論考

Thesis

タイ仏教から教わった混迷日本を救うカギ その4

(1)愛する私のふるさとでも・・

 

 ◆中3、ナイフで警官襲う 短銃を奪おうと 格闘、現行犯逮捕 東京・江東で深夜98.02.02 東京読売夕刊1頁 一面

 

 東京都江東区の路上で二日未明、同区内の区立中学三年の少年(15)が、巡回中の警視庁城東署地域課、安田善成巡査部長(54)の胸を、いきなり折り畳み式のナイフで刺した。安田巡査部長は制服の下に防刃衣を着けていたため無事で、少年を強盗殺人未遂、銃刀法違反などで現行犯逮捕した。少年は「本物の短銃が欲しくて、警察官を殺害しても奪いたかった」などと供述しているという。凶器のナイフは栃木県黒磯市の中学一年の男子生徒が女性教諭を刺殺したものと同じバタフライナイフだった。(関連記事19面)

 

 

(2)東京・江東の中3警官襲撃 第1回審判開く/東京家裁 98.03.16 東京読売夕刊18頁 社会面

 

 東京都江東区で今年二月、同区立中三年の少年(15)が警察官をバタフライナイフで襲い、短銃を奪おうとした事件で、東京家裁(古田浩裁判官)は十六日、少年の処遇を決めるための一回目の審判(非公開)を開いた。審判は少年の身柄拘束期限の十九日までに再度開かれ、少年院送致などの保護処分が決められる。

 

 

(3)中学生ナイフ警官襲撃事件、東京家裁の少年院送致決定要旨 98.03.18 東京読売夕刊18頁 社会面

 

【決定主文】

 少年を初等少年院に送致する。押収してあるバタフライナイフ1本を没取する。押収してある自転車1台を被害者に還付する。

【処遇の理由】

 少年は、中学校入学後、同学年の友人らに誘われ、近くの公園でエアガンを使用したサバイバルゲームなどに興じるようになり、中学2年ころには本物の銃を撃ってみたいという気持ちが芽生えて、それが次第に高じ、中学3年になった平成9年には、本物の銃を撃ってみたいと空想するようになり、母親や友人に対し「本物のけん銃を撃ってみたい」等と発言するようになった。そして平成10年1月中旬ころには本物のけん銃を手に入れたいという気持ちを抑え難くなって、かねてその格好の良さから購入していたバタフライナイフを用いて警察官を襲いけん銃を奪おうとまで考えるようになっていた。
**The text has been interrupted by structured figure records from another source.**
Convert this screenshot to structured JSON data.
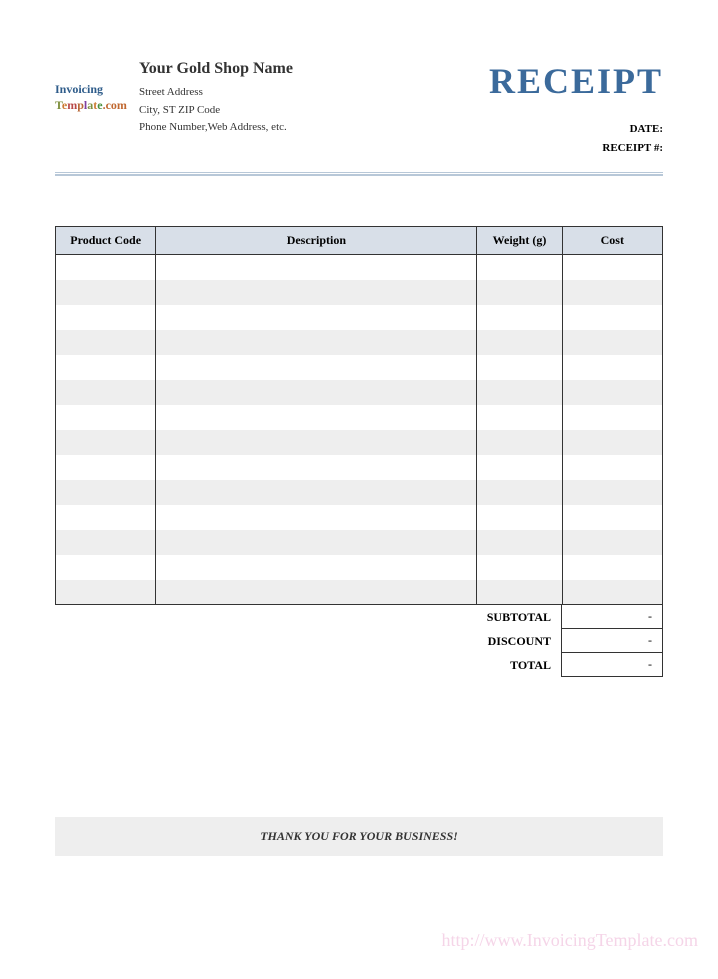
{
  "header": {
    "logo": {
      "line1": "Invoicing",
      "line2_part1": "T",
      "line2_part2": "e",
      "line2_part3": "m",
      "line2_part4": "p",
      "line2_part5": "l",
      "line2_part6": "a",
      "line2_part7": "t",
      "line2_part8": "e",
      "line2_suffix": ".com"
    },
    "shop_name": "Your Gold Shop Name",
    "address_line1": "Street Address",
    "address_line2": "City, ST  ZIP Code",
    "address_line3": "Phone Number,Web Address, etc.",
    "title": "RECEIPT",
    "meta": {
      "date_label": "DATE:",
      "receipt_num_label": "RECEIPT #:"
    }
  },
  "table": {
    "columns": {
      "code": "Product Code",
      "description": "Description",
      "weight": "Weight (g)",
      "cost": "Cost"
    },
    "row_count": 14,
    "col_widths": {
      "code": 100,
      "description": 320,
      "weight": 85,
      "cost": 100
    },
    "header_bg": "#d8dfe8",
    "stripe_bg": "#eeeeee",
    "border_color": "#333333"
  },
  "totals": {
    "subtotal_label": "SUBTOTAL",
    "subtotal_value": "-",
    "discount_label": "DISCOUNT",
    "discount_value": "-",
    "total_label": "TOTAL",
    "total_value": "-"
  },
  "footer": {
    "thank_you": "THANK YOU FOR YOUR BUSINESS!"
  },
  "watermark": "http://www.InvoicingTemplate.com",
  "colors": {
    "title": "#3b6a9b",
    "divider": "#b8c8d8",
    "watermark": "#f5d5e8"
  }
}
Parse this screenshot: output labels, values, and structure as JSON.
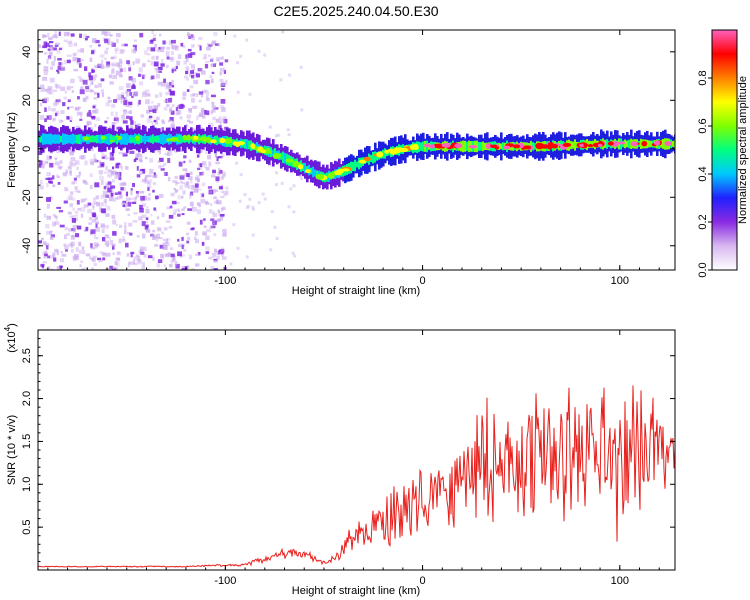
{
  "title": "C2E5.2025.240.04.50.E30",
  "chart_data": [
    {
      "type": "heatmap",
      "name": "spectrogram",
      "xlabel": "Height of straight line (km)",
      "ylabel": "Frequency (Hz)",
      "xlim": [
        -195,
        128
      ],
      "ylim": [
        -50,
        49
      ],
      "xticks": [
        -100,
        0,
        100
      ],
      "xtick_labels": [
        "-100",
        "0",
        "100"
      ],
      "yticks": [
        40,
        20,
        0,
        -20,
        -40
      ],
      "ytick_labels": [
        "40",
        "20",
        "0",
        "-20",
        "-40"
      ],
      "ridge": {
        "x": [
          -195,
          -150,
          -110,
          -90,
          -75,
          -60,
          -50,
          -40,
          -30,
          -20,
          -10,
          0,
          30,
          60,
          90,
          128
        ],
        "freq": [
          4,
          4,
          4,
          2,
          -2,
          -8,
          -12,
          -9,
          -5,
          -2,
          0,
          1,
          1,
          1,
          2,
          2
        ]
      },
      "colorbar": {
        "label": "Normalized spectral amplitude",
        "range": [
          0,
          1
        ],
        "ticks": [
          0.0,
          0.2,
          0.4,
          0.6,
          0.8
        ],
        "tick_labels": [
          "0.0",
          "0.2",
          "0.4",
          "0.6",
          "0.8"
        ],
        "colors": [
          "#ffffff",
          "#d8b8f0",
          "#8a2be2",
          "#2020ff",
          "#00c8ff",
          "#00ff80",
          "#80ff00",
          "#ffff00",
          "#ff8000",
          "#ff0000",
          "#ff60c0"
        ]
      }
    },
    {
      "type": "line",
      "name": "snr",
      "xlabel": "Height of straight line (km)",
      "ylabel": "SNR (10 * v/v)",
      "y_scale_label": "(x10",
      "y_scale_exp": "4",
      "xlim": [
        -195,
        128
      ],
      "ylim": [
        0,
        2.8
      ],
      "xticks": [
        -100,
        0,
        100
      ],
      "xtick_labels": [
        "-100",
        "0",
        "100"
      ],
      "yticks": [
        0.5,
        1.0,
        1.5,
        2.0,
        2.5
      ],
      "ytick_labels": [
        "0.5",
        "1.0",
        "1.5",
        "2.0",
        "2.5"
      ],
      "color": "#e8201c",
      "envelope": {
        "x": [
          -195,
          -120,
          -90,
          -80,
          -70,
          -60,
          -50,
          -42,
          -38,
          -30,
          -20,
          -10,
          0,
          10,
          20,
          25,
          40,
          60,
          80,
          100,
          115,
          128
        ],
        "mean": [
          0.04,
          0.04,
          0.06,
          0.12,
          0.2,
          0.18,
          0.08,
          0.15,
          0.35,
          0.45,
          0.55,
          0.65,
          0.8,
          0.95,
          1.05,
          1.2,
          1.3,
          1.3,
          1.35,
          1.4,
          1.4,
          1.4
        ],
        "amp": [
          0.005,
          0.01,
          0.02,
          0.06,
          0.08,
          0.08,
          0.03,
          0.1,
          0.2,
          0.25,
          0.35,
          0.45,
          0.5,
          0.55,
          0.6,
          1.0,
          0.9,
          0.9,
          1.0,
          1.2,
          0.7,
          0.4
        ]
      }
    }
  ]
}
 少年が、このように空想を拡大させ、けん銃の獲得という思いを膨らませてきたのは、一つには、少年は、その成育過程の中で、事象を直視し、物事を冷静かつ論理的に判断した上で行動するといった能力が未発達なまま成長してきたこと、もう一つに、従前から興味の範囲が格闘系のアニメーションやテレビゲーム、空想科学や死を扱った映像・書籍等といったものに集中し、これらの媒体で描写される刺激的な場面等に影響されやすかったことによるとみられる。そのような少年は、仮想と現実との混乱の中で、けん銃を使用することによる自己存在感や自我拡大感を追い求めて、さしたる規範的抵抗を感じないまま本件に至ったものとみられる。

 このように、幼児的に空想的世界を拡大させ、短絡的にかかる重大事犯を実行に移した点が本件における少年の最大の問題点であり、幸い警察官が耐刃防護衣を着用していたために強盗殺人は未遂にとどまったが、目的のためには手段を選ばずバタフライナイフで警察官の胸部をめがけ刺突行為に及んだという本件の危険性は重大であると見られるのに、少年の本件に対する認識は甘く、抽象的レベルでの反省にとどまっており、内省が十分であるとは言い難い。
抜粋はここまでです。